Wie erwartet, fuchtelte er zuerst mit seinem Schlagstock unter dem Bett herum, wobei ich zu weit hinten war, um von ihm getroffen zu werden. Dennoch sehnte ich mich irgendwie nach den Schmerzen, die er mir bereiten konnte. Kurzentschlossen, da ich nun wirklich ziemlich aufgeregt war, schoss ich von einem Moment auf den anderen wie eine gereizte Schlange unter dem Bett hervor und blieb mit dem Gesicht nach unten auf dem Boden liegen. Er sollte sich bücken oder wenigstens fragen, ob es mir gut geht. Immerhin war ich eine Lady, oder?
Jeff klang genervt: „Komm schon, du bist doch nicht gern schmutzig. Dein wöchentlicher Waschtag wartet." Bilder von einem nackten Ich inmitten vieler Wachen, wobei nur einer mit einem Wasserschlauch auf mich zielte, kamen mir vor Augen und ich kicherte wie ein kleines Schulmädchen: „Ihr wollt mich doch nur alle nackt sehen." Ich dachte an den einen sexy Typen, der zu meine Wachen gehörte und am Waschtag immer in der ersten Reihe stand, die Waffe schussbereit auf mich gerichtet. Er sah mir immer direkt in die Augen mit diesem konzentrierten Blick, der ganz offensichtlich von sexuellem Interesse sprach.
Jeff riss mich aus meinen Gedanken, indem er sagte: „Was gibt es da schon zu sehen?" „Ach, jetzt sei doch nicht so. Ich weiß genau, dass du mich liebst." „Muss dieses Geplänkel jetzt wirklich jedes Mal sein?" „Gib mir einen Kuss, dann bin ich still", kicherte ich wieder. Ein genervtes Seufzen entfuhr ihm: „Schnapp es dir." Ich hörte den Jungen, der zuvor zurückgewichen war, wieder näherkommen und wusste, dass dies meine einzige Chance war, um der Langeweile zu entkommen und nach so langer Zeit endlich wieder zu töten. Schauen, ob ich es überhaupt noch konnte.
Als er, meinem Gehör nach, nahe genug gekommen war und sich bückte, sprang ich auf und knallte mit meiner blutenden Stirn gegen seinen Unterkiefer. Zwei, drei Zähne gaben nach und fielen auf den Boden und er schloss den Mund, doch der war bereits mit unser beider Blut verschmiert. Jeff reagierte nur wenige Sekunden zu spät und schockte mich mit seinem Taser. Die Elektroden des Tasers klebten an mir wie Saugnäpfe und ich stürzte zu Boden. Der Ältere eilte sofort zum Verletzten, doch ich wusste, für ihn kam jede Hilfe zu spät.
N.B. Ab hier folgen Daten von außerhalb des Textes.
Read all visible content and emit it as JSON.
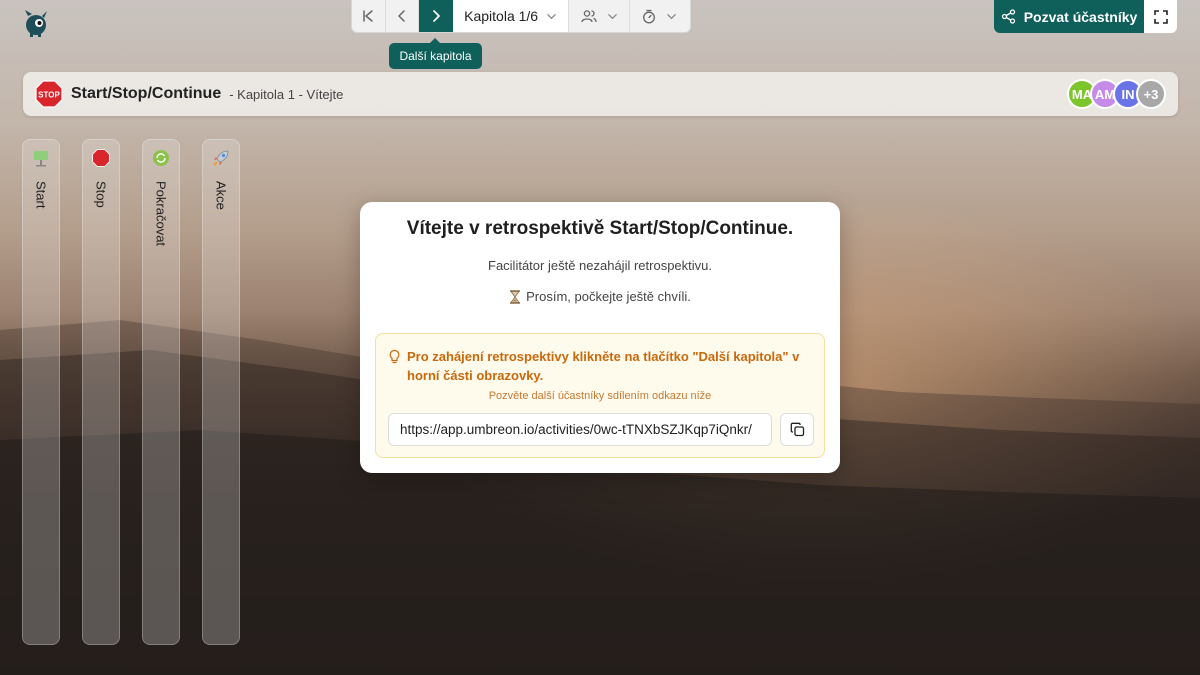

Mein Blut, in welchem gleichzeitig mein Gift „Toxinit" war, wirkte bei jeglicher Einführung in den Blutkreislauf sofort und war immer tödlich. Mein Speichel war das einzige Gegengift, doch außer Liz und mir wusste das niemand. Würde ich die vergiftete Stelle küssen oder, wie ich es normalerweise tat, wenn ich aus Versehen Liz vergiftete oder auch eine meiner Schlangen, was allesamt öfters passiert, als man glaubt, ablecken, wäre das Opfer geheilt. Vom Taser noch ein wenig benommen, konnte ich nur verschwommen die letzten Momente des vielleicht Zwanzigjährigen genießen.
Im selben Moment, in dem seine Zähne auf dem Boden aufgeschlagen waren, traten bereits die ersten Symptome auf und er fiel gelähmt zu Boden. Momentan hatte er schmerzhafte Krämpfe, die aussahen, als würde er tanzen. Zwar würde er jetzt nicht bei „Let's dance" gewinnen, aber ich fand es trotzdem wunderschön. Es war, als würde er nur für mich tanzen. Während Jeff aufgeregt nach Hilfe rief, spuckte mein Opfer bereits das erste Blut. Er war sehr schwach, wenn er bereits mit dem Blut spucken begann. Normalerweise dauerte es länger. In wenigen Minuten würde er sterben. Schade irgendwie, er war ein hübscher Bursche gewesen. Zwei Sanitäter stürmten in mein Terrarium und trugen ihn auf einer Bahre davon.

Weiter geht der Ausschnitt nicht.